1/(1+t^2) - 1/(1+1^2)*y = 3*arctan(t) + C

And factoring out the 1/(1+t^2) from the left, we would get [1/(1+t^2)](y-1). Solving for y becomes

-3*arctan(t)*(1+t^2) +1 + C = y

Why am I incorrect?

jccaclimber
09-03-10, 09:36 AM
I'm not 100% sure your wxy Or, xyz statement is true, but I'm not much of a math guy as far as engineers are concerned.

jfmckenna
09-03-10, 10:06 AM
This part of your equation makes no sense: 1/(1+1^2). One would simply write that as 1/2.

jccaclimber
09-03-10, 12:57 PM
That second 1 is a lower case T.

RUOkie
09-03-10, 01:09 PM
I'm pretty sure the answer is 42

or possibly poo

jfmckenna
09-03-10, 03:11 PM
That second 1 is a lower case T.

Looks like a one to me but yeah must have been a typo.

phantomcow2
09-03-10, 04:42 PM
oops, good catch. The one should have been a lower case t. :).

RUOkie, 42 couldn't possibly be a valid solution since the solution is a general one -- it doesn't pertain to a specific number.

banerjek
09-03-10, 04:46 PM
RUOkie, 42 couldn't possibly be a valid solution since the solution is a general one -- it doesn't pertain to a specific number.
How can you get more general than the answer to life, the universe, and everything?

jsharr
09-03-10, 04:58 PM
oops, good catch. The one should have been a lower case t. :).

RUOkie, 42 couldn't possibly be a valid solution since the solution is a general one -- it doesn't pertain to a specific number.

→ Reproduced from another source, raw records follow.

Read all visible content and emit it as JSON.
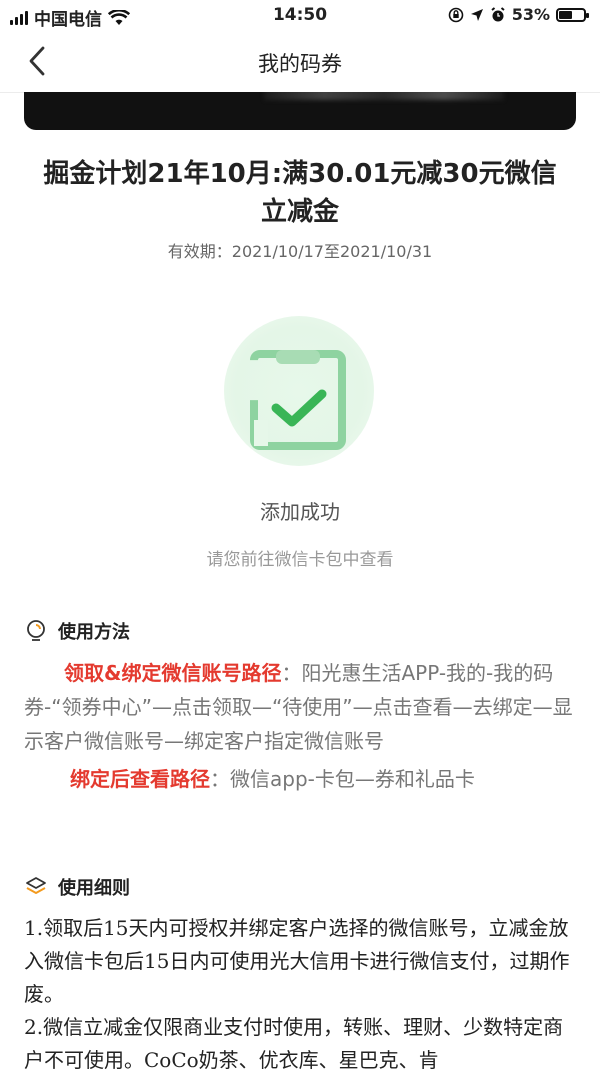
{
  "status_bar": {
    "carrier": "中国电信",
    "time": "14:50",
    "battery": "53%",
    "battery_level": 0.53
  },
  "nav": {
    "title": "我的码券"
  },
  "coupon": {
    "title": "掘金计划21年10月:满30.01元减30元微信立减金",
    "validity": "有效期：2021/10/17至2021/10/31"
  },
  "result": {
    "status": "添加成功",
    "hint": "请您前往微信卡包中查看"
  },
  "method": {
    "heading": "使用方法",
    "path1_label": "领取&绑定微信账号路径",
    "path1_text": "：阳光惠生活APP-我的-我的码券-“领券中心”—点击领取—“待使用”—点击查看—去绑定—显示客户微信账号—绑定客户指定微信账号",
    "path2_label": "绑定后查看路径",
    "path2_text": "：微信app-卡包—券和礼品卡"
  },
  "rules": {
    "heading": "使用细则",
    "items": [
      "1.领取后15天内可授权并绑定客户选择的微信账号，立减金放入微信卡包后15日内可使用光大信用卡进行微信支付，过期作废。",
      "2.微信立减金仅限商业支付时使用，转账、理财、少数特定商户不可使用。CoCo奶茶、优衣库、星巴克、肯"
    ]
  },
  "colors": {
    "accent_red": "#e43a2f",
    "success_green": "#3fbf5a"
  }
}
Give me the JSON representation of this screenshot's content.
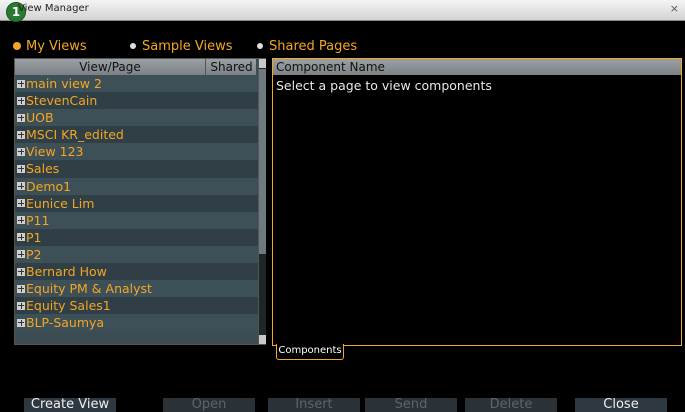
{
  "window": {
    "title": "View Manager",
    "close_glyph": "×",
    "step_badge": "1"
  },
  "scope": {
    "options": [
      "My Views",
      "Sample Views",
      "Shared Pages"
    ],
    "selected": "My Views"
  },
  "views_table": {
    "columns": [
      "View/Page",
      "Shared"
    ],
    "rows": [
      "main view 2",
      "StevenCain",
      "UOB",
      "MSCI KR_edited",
      "View 123",
      "Sales",
      "Demo1",
      "Eunice Lim",
      "P11",
      "P1",
      "P2",
      "Bernard How",
      "Equity PM & Analyst",
      "Equity Sales1",
      "BLP-Saumya"
    ]
  },
  "components": {
    "header": "Component Name",
    "message": "Select a page to view components",
    "tab_label": "Components"
  },
  "buttons": {
    "create_view": "Create View",
    "open": "Open",
    "insert": "Insert",
    "send": "Send",
    "delete": "Delete",
    "close": "Close"
  },
  "colors": {
    "accent": "#f5a623",
    "row_bg": "#3e5057",
    "header_bg": "#8a9094"
  },
  "icons": {
    "expand": "plus-box-icon",
    "radio": "radio-dot-icon"
  }
}
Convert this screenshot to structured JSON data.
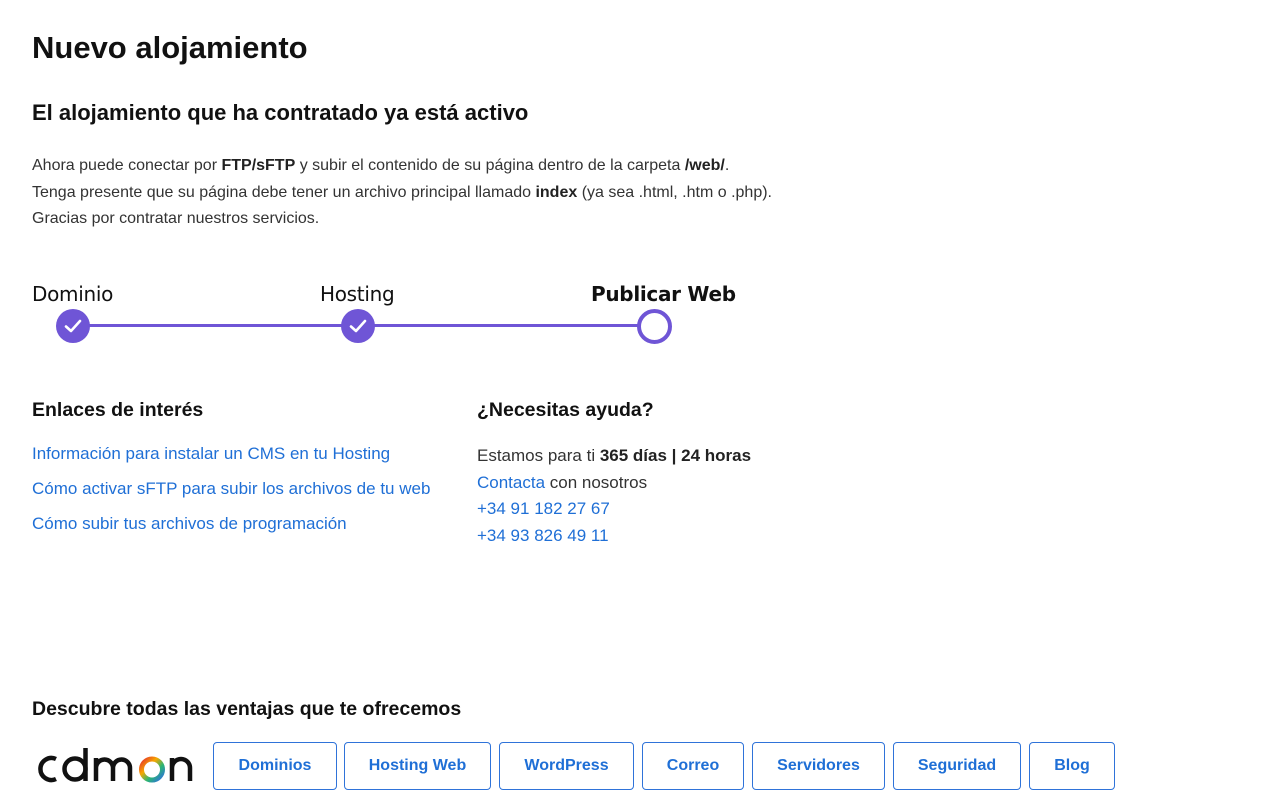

then it has to be "poo" by process of elimination. next question please.

Greg_R
09-03-10, 06:07 PM
Are you asking how the last line in the image is correct? The integral of d/dt (X) with respect to t = X (integral of a derivative of X = X). That is y/1+t^2 in your example. You already agree with the right side integral solution so now you just need to multiply both sides by 1+t^2 to solve for y.